The Islamist Drug Lords

Many of the key Islamist commanders and warlords were heavily involved  
in the illegal drug industry. One was Yunas Khalis, a brutal commander  
who boasted of the slaughter of prisoners of war as well as defectors  
from the PDPA government. Based in Helmand province, he spent much of  
his time fighting with other commanders over the control of the poppy  
crop and the roads and passes from the poppy fields to his seven  
heroin laboratories at his headquarters in Ribat al Ali. As Alexander  
Cockburn and Jeffrey St. Clair point out, at this time around 60% of  
the crop was produced under irrigation in the Helmand Valley,  
developed with a grant from USAID. This is still largely true today.

The biggest producer of heroin was Gulbuddin Hekmatyar, the primary  
recipient of CIA funds, who maintained six heroin factories at Koh-i- 
Soltan. He was in competition with another favourite commander of the  
U.S. government, Mullah Nassim Akhundzada, for control of the poppy  
crop produced in the Helmand Valley. The cash from the sale of the  
opium and heroin was channeled through accounts in the BCCI.

In the north, poppy cultivation and heroin production were primarily  
under the control of commanders Abdul Rashid Dostum and Ahmad Shah  
Massoud, both of whom were key allies of the U.S. government,  
particularly after the fall of the Marxist government in 1992. The  
fruits of this industry were exported through the Central Asian  
Republics via Kosovo and Albania and into Europe. It was estimated  
that this source accounted for around 60% of the European market. To  
this day commanders in the North, now in the Karzai government and the  
parliament, engage in production and trade. But this is overlooked by  
the North American media.

It was not only the U.S.-backed radical Islamists who were in the drug  
business. One of the key players was Sayad Ahmed Gaylani of the  
moderate National Islamic Front, who was very close to the exiled King  
Zahir Shah. The Soviets argued that Gaylani produced and exported more  
illegal drugs than Hekmatyar.

Afghan poppy production tripled between 1979-82, and according to  
figures from the U.S. Drug Enforcement Agency, came to dominate the  
heroin market in the United States and Europe. The DEA reported that  
by 1984 51% of the heroin supply in the United States came from the  
operations of the U.S. allies on the Pakistan border.

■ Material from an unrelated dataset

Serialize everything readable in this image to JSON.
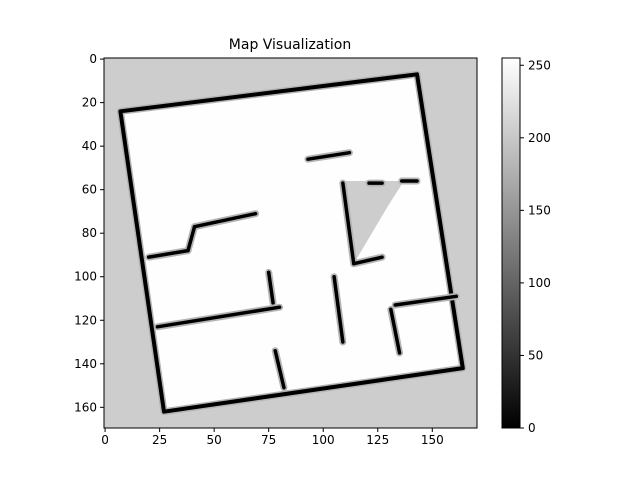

The situation  
remains the same today. It is estimated that the illegal drug industry  
presently accounts for around 50% of Afghanistan’s gross domestic  
product.

John W. Warnock is author of Creating a Failed State: the US and  
Canada in Afghanistan. Halifax: Fernwood Publishing, 2008.

References:

Cockburn, Alexander and Jeffrey St. Clair. 1998. Whiteout: The CIA,  
Drugs and the Press. New York: Pluto Press.

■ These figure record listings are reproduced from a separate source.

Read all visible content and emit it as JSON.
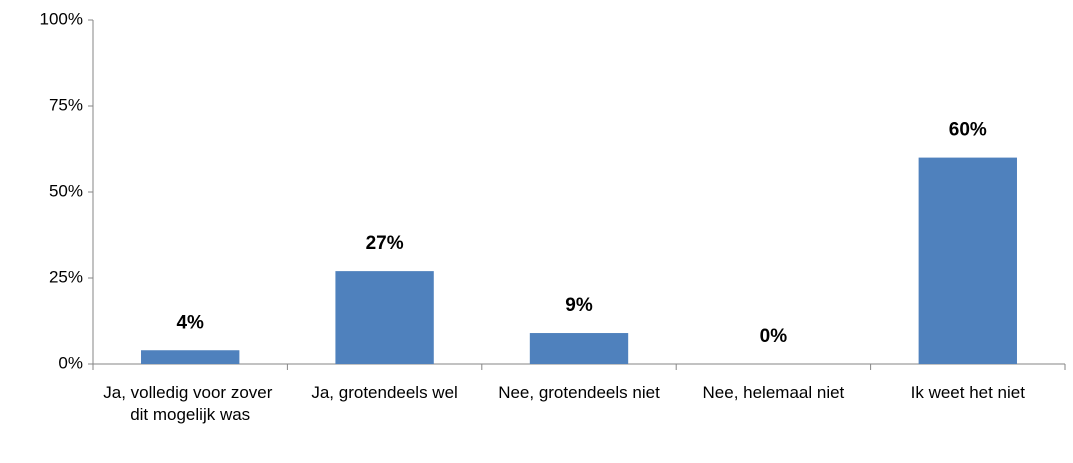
{
  "chart_data": {
    "type": "bar",
    "categories": [
      "Ja, volledig voor zover dit mogelijk was",
      "Ja, grotendeels wel",
      "Nee, grotendeels niet",
      "Nee, helemaal niet",
      "Ik weet het niet"
    ],
    "values": [
      4,
      27,
      9,
      0,
      60
    ],
    "value_labels": [
      "4%",
      "27%",
      "9%",
      "0%",
      "60%"
    ],
    "color": "#4f81bd",
    "ylim": [
      0,
      100
    ],
    "yticks": [
      {
        "value": 0,
        "label": "0%"
      },
      {
        "value": 25,
        "label": "25%"
      },
      {
        "value": 50,
        "label": "50%"
      },
      {
        "value": 75,
        "label": "75%"
      },
      {
        "value": 100,
        "label": "100%"
      }
    ]
  }
}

Coll, Steve. 2004. Ghost Wars: the Secret History of the CIA,  
Afghanistan and Bin Laden, from the Soviet Invasion to September 10,  
2001. New York: Penguin Books.

Cooley, John. 2002. Unholy Wars: Afghanistan, American and  
International Terrorism. London: Pluto Press.

McCoy, Alfred W. 2003. The Politics of Heroin: CIA Complicity in the  
Global Drug Trade. Chicago: Lawrence Hill Books.

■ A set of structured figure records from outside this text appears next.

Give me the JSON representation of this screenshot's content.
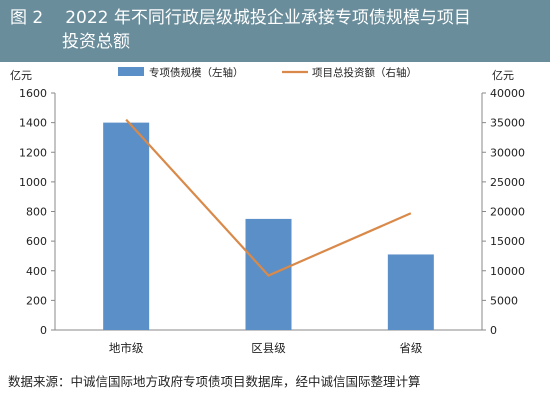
{
  "header": {
    "figure_label": "图 2",
    "title_line1": "2022 年不同行政层级城投企业承接专项债规模与项目",
    "title_line2": "投资总额"
  },
  "source_note": "数据来源：中诚信国际地方政府专项债项目数据库，经中诚信国际整理计算",
  "colors": {
    "header_bg": "#6a8d9b",
    "bar": "#5b8fc7",
    "line": "#d98a4a",
    "axis": "#888888"
  },
  "chart_data": {
    "type": "bar",
    "categories": [
      "地市级",
      "区县级",
      "省级"
    ],
    "series": [
      {
        "name": "专项债规模（左轴）",
        "type": "bar",
        "axis": "left",
        "values": [
          1400,
          750,
          510
        ]
      },
      {
        "name": "项目总投资额（右轴）",
        "type": "line",
        "axis": "right",
        "values": [
          35500,
          9200,
          19700
        ]
      }
    ],
    "left_axis": {
      "unit": "亿元",
      "range": [
        0,
        1600
      ],
      "ticks": [
        "0",
        "200",
        "400",
        "600",
        "800",
        "1000",
        "1200",
        "1400",
        "1600"
      ]
    },
    "right_axis": {
      "unit": "亿元",
      "range": [
        0,
        40000
      ],
      "ticks": [
        "0",
        "5000",
        "10000",
        "15000",
        "20000",
        "25000",
        "30000",
        "35000",
        "40000"
      ]
    },
    "legend_position": "top",
    "grid": false
  }
}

Potts, Mark, Nicholas Kochan and Robert Whittington. 1992. Dirty  
Money: BCCI - the Inside Story of the World’s Sleaziest Bank.  
Washington, D.C.: National Press Books.

Scott, Peter Dale. 2007. The Road to 9/11: Wealth, Empire and the  
Future of America. Berkeley: University of California Press.

Yousaf, Mohammad and Mark Adkin. 2004. Afghanistan - The Bear Trap:  
the Defeat of a Superpower. Havertown, Pa.: Casemate.